I want to expand my mining to make BTC to actually use as cash like a second job. Electricity is cheap where I live so I can do very well with some small mining rigs.
 
This is a terrible time to get into mining. Equipment prices are absurdly high, BTC is down and possibly heading lower, and Ethereum is going away by June 30th. Less than 6 months.

If you had $100,000 that you wanted to put into mining, I would stay away from ASICs. The ROI on those boxes is currently roughly equal to their useful lifespan, meaning that you'd be lucky to get your money out of them before increases in mining difficulty made the boxes unprofitable to operate.
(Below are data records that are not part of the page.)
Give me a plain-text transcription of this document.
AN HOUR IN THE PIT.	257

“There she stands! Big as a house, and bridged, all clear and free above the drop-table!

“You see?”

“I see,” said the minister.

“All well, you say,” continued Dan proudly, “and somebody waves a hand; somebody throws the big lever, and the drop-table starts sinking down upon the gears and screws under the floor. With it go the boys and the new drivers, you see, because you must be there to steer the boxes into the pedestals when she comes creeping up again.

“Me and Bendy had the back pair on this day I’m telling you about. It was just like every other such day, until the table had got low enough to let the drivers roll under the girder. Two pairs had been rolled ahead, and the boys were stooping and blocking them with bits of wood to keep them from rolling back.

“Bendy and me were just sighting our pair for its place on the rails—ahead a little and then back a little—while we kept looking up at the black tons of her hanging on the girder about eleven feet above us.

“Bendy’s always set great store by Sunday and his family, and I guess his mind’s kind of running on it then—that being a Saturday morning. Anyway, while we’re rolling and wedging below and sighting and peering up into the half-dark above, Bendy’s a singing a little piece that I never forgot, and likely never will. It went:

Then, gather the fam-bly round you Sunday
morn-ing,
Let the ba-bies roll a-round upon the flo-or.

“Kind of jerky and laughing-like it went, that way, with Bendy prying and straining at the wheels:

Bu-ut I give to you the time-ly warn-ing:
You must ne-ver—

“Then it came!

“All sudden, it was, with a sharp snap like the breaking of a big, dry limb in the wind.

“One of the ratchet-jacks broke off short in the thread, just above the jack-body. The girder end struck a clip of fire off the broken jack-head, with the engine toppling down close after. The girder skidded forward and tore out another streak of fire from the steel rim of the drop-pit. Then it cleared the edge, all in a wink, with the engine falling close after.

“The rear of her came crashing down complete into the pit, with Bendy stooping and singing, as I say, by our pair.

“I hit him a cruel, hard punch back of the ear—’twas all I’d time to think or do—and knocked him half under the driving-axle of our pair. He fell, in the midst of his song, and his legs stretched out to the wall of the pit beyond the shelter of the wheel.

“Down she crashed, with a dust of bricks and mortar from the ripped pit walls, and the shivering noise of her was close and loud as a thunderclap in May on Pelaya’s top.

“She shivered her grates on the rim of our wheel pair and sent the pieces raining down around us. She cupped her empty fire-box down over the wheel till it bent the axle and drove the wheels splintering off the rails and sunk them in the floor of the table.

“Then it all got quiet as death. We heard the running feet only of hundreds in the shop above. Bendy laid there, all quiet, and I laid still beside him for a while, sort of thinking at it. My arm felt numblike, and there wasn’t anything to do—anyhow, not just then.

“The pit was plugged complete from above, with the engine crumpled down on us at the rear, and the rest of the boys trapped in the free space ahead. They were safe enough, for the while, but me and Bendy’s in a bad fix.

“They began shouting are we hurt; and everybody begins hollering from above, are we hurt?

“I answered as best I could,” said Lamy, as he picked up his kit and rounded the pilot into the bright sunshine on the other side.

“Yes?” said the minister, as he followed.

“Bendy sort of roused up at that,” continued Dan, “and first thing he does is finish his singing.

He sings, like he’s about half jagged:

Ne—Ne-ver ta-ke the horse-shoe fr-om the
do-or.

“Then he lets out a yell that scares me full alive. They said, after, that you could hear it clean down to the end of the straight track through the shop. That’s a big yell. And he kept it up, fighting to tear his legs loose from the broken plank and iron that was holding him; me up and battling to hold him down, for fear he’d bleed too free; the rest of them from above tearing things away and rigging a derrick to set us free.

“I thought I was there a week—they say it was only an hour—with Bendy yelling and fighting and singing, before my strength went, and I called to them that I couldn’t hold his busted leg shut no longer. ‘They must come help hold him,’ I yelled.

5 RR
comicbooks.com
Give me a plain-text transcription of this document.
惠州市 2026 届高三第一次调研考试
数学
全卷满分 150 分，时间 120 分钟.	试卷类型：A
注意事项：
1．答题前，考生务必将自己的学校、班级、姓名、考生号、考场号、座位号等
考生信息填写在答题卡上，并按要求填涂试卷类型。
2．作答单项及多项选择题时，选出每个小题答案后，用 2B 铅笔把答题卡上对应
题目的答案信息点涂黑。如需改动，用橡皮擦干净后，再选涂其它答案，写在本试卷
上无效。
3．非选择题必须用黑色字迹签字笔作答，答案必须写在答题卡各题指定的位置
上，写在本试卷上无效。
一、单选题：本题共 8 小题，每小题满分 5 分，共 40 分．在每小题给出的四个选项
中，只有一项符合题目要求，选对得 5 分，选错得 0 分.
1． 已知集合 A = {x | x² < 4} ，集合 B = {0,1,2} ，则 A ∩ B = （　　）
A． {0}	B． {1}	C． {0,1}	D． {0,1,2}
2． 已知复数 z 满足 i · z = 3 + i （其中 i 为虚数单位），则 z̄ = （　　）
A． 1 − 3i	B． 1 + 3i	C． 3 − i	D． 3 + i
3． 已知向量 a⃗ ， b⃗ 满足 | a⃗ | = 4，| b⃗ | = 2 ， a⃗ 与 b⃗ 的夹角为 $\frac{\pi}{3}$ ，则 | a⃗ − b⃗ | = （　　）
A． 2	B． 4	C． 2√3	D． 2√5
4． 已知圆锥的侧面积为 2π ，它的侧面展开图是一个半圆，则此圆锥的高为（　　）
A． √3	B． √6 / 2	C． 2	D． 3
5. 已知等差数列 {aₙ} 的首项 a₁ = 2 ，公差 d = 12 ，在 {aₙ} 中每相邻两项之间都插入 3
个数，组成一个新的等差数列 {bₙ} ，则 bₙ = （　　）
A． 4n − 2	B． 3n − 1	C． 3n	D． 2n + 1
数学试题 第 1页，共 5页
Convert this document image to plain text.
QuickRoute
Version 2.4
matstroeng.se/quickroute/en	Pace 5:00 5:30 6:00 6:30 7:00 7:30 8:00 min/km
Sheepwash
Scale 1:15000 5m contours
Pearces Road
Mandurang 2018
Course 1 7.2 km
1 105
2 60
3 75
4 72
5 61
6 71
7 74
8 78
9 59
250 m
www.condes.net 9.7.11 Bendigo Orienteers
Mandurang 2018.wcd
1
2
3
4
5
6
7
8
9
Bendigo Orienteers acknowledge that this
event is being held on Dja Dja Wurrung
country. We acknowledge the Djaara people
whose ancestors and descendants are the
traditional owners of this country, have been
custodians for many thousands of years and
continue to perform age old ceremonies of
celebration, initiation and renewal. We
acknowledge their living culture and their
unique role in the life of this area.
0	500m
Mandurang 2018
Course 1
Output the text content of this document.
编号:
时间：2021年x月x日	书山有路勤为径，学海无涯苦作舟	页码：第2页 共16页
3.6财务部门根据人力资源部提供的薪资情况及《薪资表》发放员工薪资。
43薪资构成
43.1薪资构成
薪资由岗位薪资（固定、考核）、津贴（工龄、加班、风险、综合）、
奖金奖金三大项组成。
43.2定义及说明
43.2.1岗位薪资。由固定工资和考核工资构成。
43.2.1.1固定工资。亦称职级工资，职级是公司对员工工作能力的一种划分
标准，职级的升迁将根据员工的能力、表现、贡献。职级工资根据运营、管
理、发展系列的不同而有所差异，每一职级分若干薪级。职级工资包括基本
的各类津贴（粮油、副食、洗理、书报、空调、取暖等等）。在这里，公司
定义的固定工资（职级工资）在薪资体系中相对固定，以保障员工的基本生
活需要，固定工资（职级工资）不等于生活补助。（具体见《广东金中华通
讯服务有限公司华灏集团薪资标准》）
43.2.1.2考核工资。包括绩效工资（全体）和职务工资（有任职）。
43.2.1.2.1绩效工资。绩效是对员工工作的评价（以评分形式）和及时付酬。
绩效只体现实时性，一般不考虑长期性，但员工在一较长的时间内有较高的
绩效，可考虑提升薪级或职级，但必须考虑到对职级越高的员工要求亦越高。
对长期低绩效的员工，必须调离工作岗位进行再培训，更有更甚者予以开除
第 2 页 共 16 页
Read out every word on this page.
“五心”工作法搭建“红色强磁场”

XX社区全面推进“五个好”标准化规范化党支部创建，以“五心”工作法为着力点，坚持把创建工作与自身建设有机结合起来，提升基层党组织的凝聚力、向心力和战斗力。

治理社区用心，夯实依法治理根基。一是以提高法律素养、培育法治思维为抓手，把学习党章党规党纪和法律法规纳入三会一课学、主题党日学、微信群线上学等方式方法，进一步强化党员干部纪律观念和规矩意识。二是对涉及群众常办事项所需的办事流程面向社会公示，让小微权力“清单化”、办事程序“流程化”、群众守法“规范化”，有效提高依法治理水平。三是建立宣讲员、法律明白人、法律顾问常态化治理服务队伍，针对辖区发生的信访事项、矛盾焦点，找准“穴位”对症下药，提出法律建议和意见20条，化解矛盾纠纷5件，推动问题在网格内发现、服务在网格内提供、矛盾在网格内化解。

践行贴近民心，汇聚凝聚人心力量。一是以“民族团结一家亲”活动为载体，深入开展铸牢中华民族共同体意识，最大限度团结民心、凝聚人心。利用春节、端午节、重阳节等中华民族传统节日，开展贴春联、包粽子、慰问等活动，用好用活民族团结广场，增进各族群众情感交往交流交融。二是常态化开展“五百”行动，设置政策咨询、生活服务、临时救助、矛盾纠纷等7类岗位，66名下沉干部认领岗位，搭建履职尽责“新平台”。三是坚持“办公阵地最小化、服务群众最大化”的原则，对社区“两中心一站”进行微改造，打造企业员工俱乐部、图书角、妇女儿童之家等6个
If you wanted to run with GPU's, I would suggest 3090's. These are the only 30 series cards that are not crippled with LHR Low Hash Rate drivers and circuitry. The only way to buy those cards in quantity today is through scalpers, and you'll be paying well in excess of $3,000 USD per card. At a current $6 per card earnings rate, your ROI per card is 500 days, not counting power. And that assumes BTC doesn't drop any lower. Realistically, your ROI will probably be around 18 months. You'll need a good 300 watts per card, and about 150 watts for the board; Figure on 2,000 watts for a 6 card rig. This is more power than a typical home circuit can deliver; I would recommend a 1200 watt PSU to run 3 cards and the MB, and a 1,000 watt PSU for the other 3 cards, running off a separate circuit in your home. When buying your PSU's, keep in mind that you'll need 3 PCIe plugs per card, for a total of 9 PCIe plugs per PSU. Most PSU's don't have this, but a few do. Shop carefully. The alternative is a couple reconditioned 1200 watt HP server PSU's with an appropriate breakout board and cabling, but I have no experience in this approach.

I say again... this is a terrible time to get into mining. You could easily lose your entire investment. Profits are more than a year in the future, and could be several years. Three years from now, your total reward might prove to be ownership of a whole bunch of dusty, highly used, 3 year old video cards. The time to get into bitcoin mining was two years ago, or more. By the time the general media is talking about something 'good', it's usually too late; and the media has been talking about bitcoin mining for at least a year. Not only has the fat lady sung, she's at home, taking off her makeup. It's way, way too late.
Thanks for the reply. Good information here. I'm thinking of dollar cost averaging $36500 a year with daily purchases into ETH over the next couple of years. This seems like the way to go and way less of a headache or risk.